As a FYI, the recent proposed Defense Dept budget zeroed out research for long range strike drones.
There are areas aircraft carriers can operate, and areas they should not go. This has been the case since 1941. Aircraft carriers are intended to project power against inferior land opponents or to secure the vast ocean areas.
The idea that one U.S. Navy carrier group, or even several of of them, can operate long in close proximity of a major land power like China or Russia is military suicide.
Time for the USAF to step up, and dominate from space.

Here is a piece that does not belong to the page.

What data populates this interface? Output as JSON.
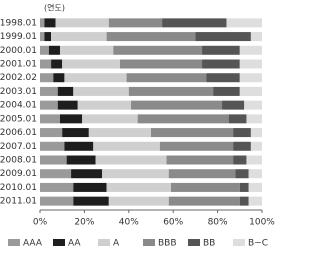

While Obama and his Marxist Muslims fiddle the world burns
From the Report:
“Operating the carrier in the face of increasingly lethal and precise munitions will thus require the United States to expose a multi-billion dollar asset to high levels of risk in the event of a conflict,” the report says. “An adversary with A2/AD capabilities would likely launch a saturation attack against the carrier from a variety of platforms and directions. Such an attack would be difficult - if not impossible - to defend against.”
The United States “must re-examine the relevance of the carrier and its air wing and explore innovative options for future operations and force structure,” the report concludes. “If the United States is to maintain its military superiority well into the future, it cannot afford to do otherwise.”
Seems wide to plan for the next era of battlefield supremacy. We’ve been using Carriers for nearly a century. At some point the current concept becomes a horse and buggy scenario.
When will a fighting ship of the line be named the U.S.S. Barack Hussein Obama?
1. Aircraft carriers have never had unchallenged primacy. Never. That is why the Navy has SSNs, DDGs, and CGs, and why we still have overlapping capabilities with the USAF.
2. Most people on Earth live withing striking distance of a CVNs airgroup. Aircraft are still important in winning wars and the USAF cannot adequately support our interests from the land bases we have access to.
3. If we didn’t think that losing a CVN was a real possibility in a big war, we wouldn’t have so many of them.
4. In the hey day of carrier warfare, CVs could not just sail straight to Japan, even at the beginning of 1945. War against an able aggressor requires a series of strokes to before you can place your forces at the threshold of the final targets.
5. The best force mix is always moving target. Going forward, we may need a larger number of smaller CVs.
We continue to give or allow others to steal our technology everyday in the name of diversity and coexist, not to mention we subsidize most of the rest of the works military spending via our trade policy and globalization.
They better think about the Ohio class subs before they mess with our flattops, especially if Trump has the code.
Good morning, Tehran!!!
Anti-ship cruis missiles are another story.